2. Saisi sur le fondement de l'article L. 521-3 d'une demande qui n'est pas manifestement insusceptible de se rattacher à un litige relevant de la compétence du juge administratif, le juge des référés peut prescrire, à des fins conservatoires ou à titre provisoire, toutes mesures que l'urgence justifie, notamment sous forme d'injonctions adressées à l'administration, à la condition que ces mesures soient utiles et ne se heurtent à aucune contestation sérieuse. En raison du caractère subsidiaire du référé régi par l'article L. 521-3, le juge saisi sur ce fondement ne peut prescrire les mesures qui lui sont demandées lorsque leurs effets pourraient être obtenus par les procédures de référé régies par les articles L. 521-1 et L 521-2. Il ne saurait faire obstacle à l'exécution d'une décision administrative, même celle refusant la mesure demandée, à moins qu'il ne s'agisse de prévenir un péril grave.

3. Eu égard à l'obligation de ne pas faire obstacle à l'exécution de la décision par laquelle le président du conseil départemental de l'Ardèche a privé l'intéressé du droit à la dotation annuelle d'EPI, et en l'absence de péril grave avéré, les conclusions présentées sur le fondement de l'article L. 521-3 du code de justice administrative ne sauraient recevoir satisfaction.

4. Par ailleurs il n'entre pas dans l'office du juge des référés des condamner une collectivité au paiement de dommages intérêts.

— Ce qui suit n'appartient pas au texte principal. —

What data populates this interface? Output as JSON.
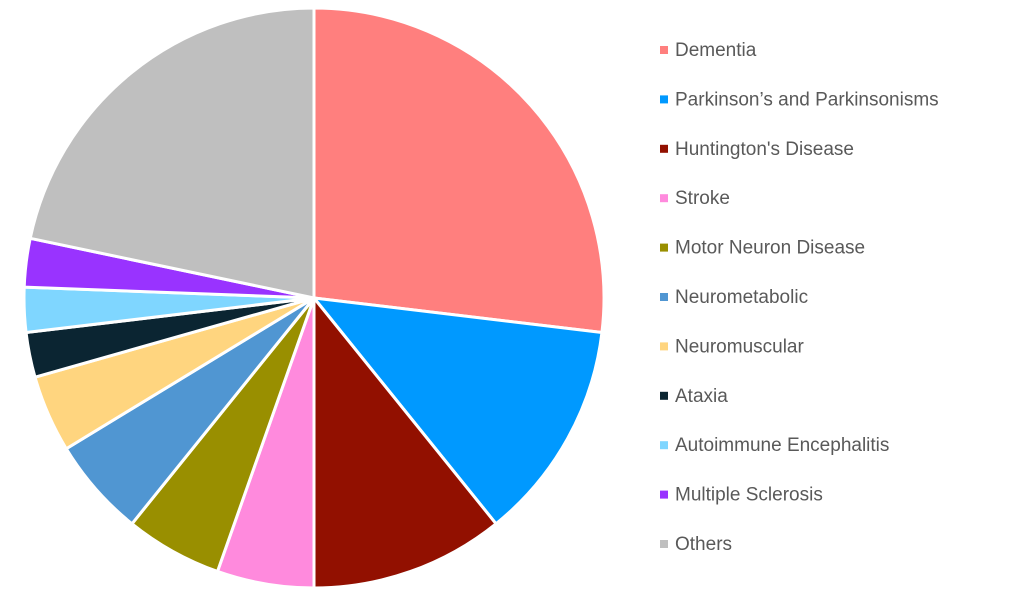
{
  "chart_data": {
    "type": "pie",
    "categories": [
      "Dementia",
      "Parkinson’s and Parkinsonisms",
      "Huntington's Disease",
      "Stroke",
      "Motor Neuron Disease",
      "Neurometabolic",
      "Neuromuscular",
      "Ataxia",
      "Autoimmune Encephalitis",
      "Multiple Sclerosis",
      "Others"
    ],
    "values": [
      26.9,
      12.3,
      10.8,
      5.4,
      5.4,
      5.5,
      4.3,
      2.5,
      2.5,
      2.7,
      21.7
    ],
    "colors": [
      "#ff7f7e",
      "#0099ff",
      "#921000",
      "#ff8add",
      "#998f00",
      "#5096d2",
      "#ffd57f",
      "#0b2532",
      "#7fd6ff",
      "#9933ff",
      "#bfbfbf"
    ],
    "legend": "right"
  }
}
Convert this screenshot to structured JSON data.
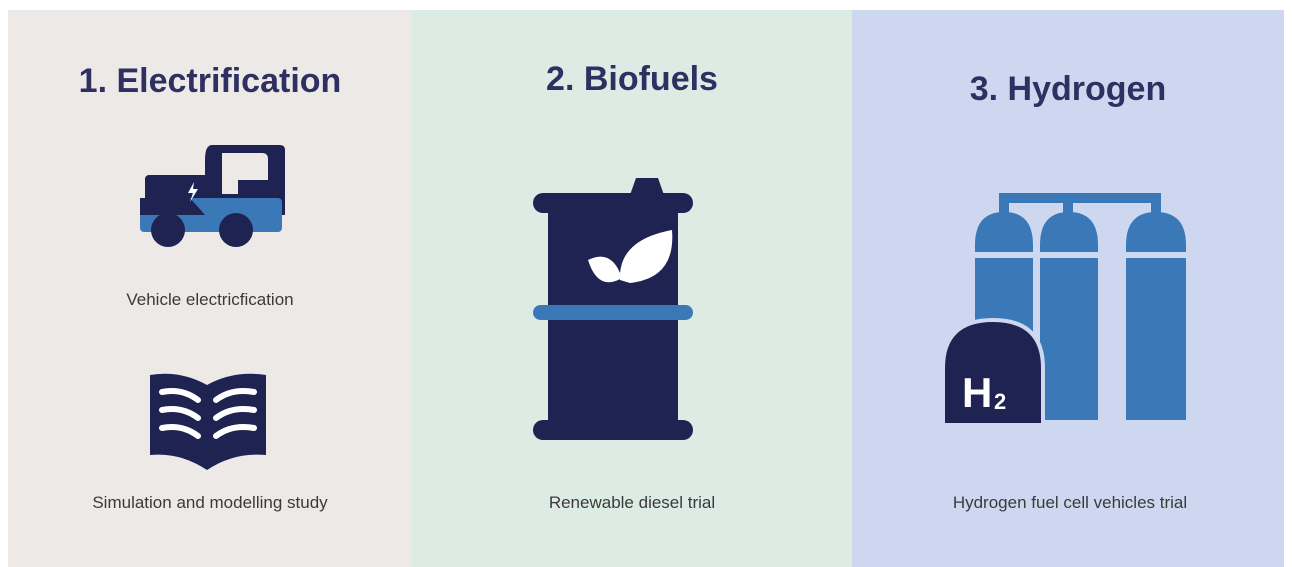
{
  "panels": [
    {
      "title": "1. Electrification",
      "items": [
        "Vehicle electricfication",
        "Simulation and modelling study"
      ]
    },
    {
      "title": "2. Biofuels",
      "items": [
        "Renewable diesel trial"
      ]
    },
    {
      "title": "3. Hydrogen",
      "items": [
        "Hydrogen fuel cell vehicles trial"
      ],
      "icon_text": "H",
      "icon_subscript": "2"
    }
  ]
}
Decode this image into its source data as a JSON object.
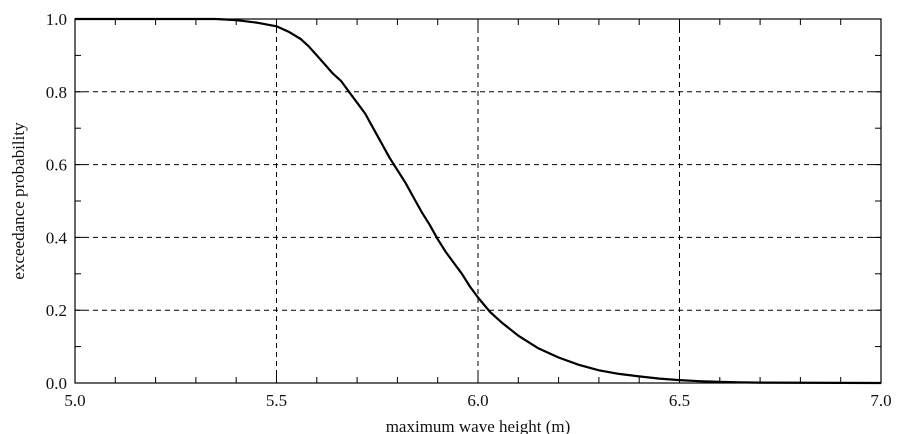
{
  "chart_data": {
    "type": "line",
    "title": "",
    "xlabel": "maximum wave height (m)",
    "ylabel": "exceedance probability",
    "xlim": [
      5.0,
      7.0
    ],
    "ylim": [
      0.0,
      1.0
    ],
    "x_ticks": [
      5.0,
      5.5,
      6.0,
      6.5,
      7.0
    ],
    "x_tick_labels": [
      "5.0",
      "5.5",
      "6.0",
      "6.5",
      "7.0"
    ],
    "y_ticks": [
      0.0,
      0.2,
      0.4,
      0.6,
      0.8,
      1.0
    ],
    "y_tick_labels": [
      "0.0",
      "0.2",
      "0.4",
      "0.6",
      "0.8",
      "1.0"
    ],
    "grid": "dashed at major ticks",
    "legend": "none",
    "series": [
      {
        "color": "#000000",
        "x": [
          5.0,
          5.35,
          5.4,
          5.45,
          5.5,
          5.53,
          5.56,
          5.58,
          5.6,
          5.62,
          5.64,
          5.66,
          5.68,
          5.7,
          5.72,
          5.74,
          5.76,
          5.78,
          5.8,
          5.82,
          5.84,
          5.86,
          5.88,
          5.9,
          5.92,
          5.94,
          5.96,
          5.98,
          6.0,
          6.03,
          6.06,
          6.1,
          6.15,
          6.2,
          6.25,
          6.3,
          6.35,
          6.4,
          6.45,
          6.5,
          6.55,
          6.6,
          6.65,
          6.7,
          7.0
        ],
        "y": [
          1.0,
          1.0,
          0.997,
          0.99,
          0.98,
          0.965,
          0.945,
          0.925,
          0.9,
          0.875,
          0.85,
          0.83,
          0.8,
          0.77,
          0.74,
          0.7,
          0.66,
          0.62,
          0.585,
          0.55,
          0.51,
          0.47,
          0.435,
          0.395,
          0.36,
          0.33,
          0.3,
          0.265,
          0.235,
          0.195,
          0.165,
          0.13,
          0.095,
          0.07,
          0.05,
          0.035,
          0.025,
          0.018,
          0.012,
          0.008,
          0.005,
          0.003,
          0.002,
          0.001,
          0.0
        ]
      }
    ]
  }
}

5. Par suite, et en application de l'article L. 522-3 du code de justice administrative, la requête de M. B ne peut qu'être rejetée en toutes ses conclusions.

O R D O N N E :

Article 1er : La requête de M. B est rejetée.

Article 2 : La présente ordonnance sera notifiée à M. A B.

Fait à Lyon, le 8 juillet 2022.

Le juge des référés,

V-M. Picard

La République mande et ordonne au préfet de l'Ardèche en ce qui le concerne, et à tous huissiers de justice à ce requis, en ce qui concerne les voies de droit commun contre les parties privées, de pourvoir à l'exécution de la présente décision.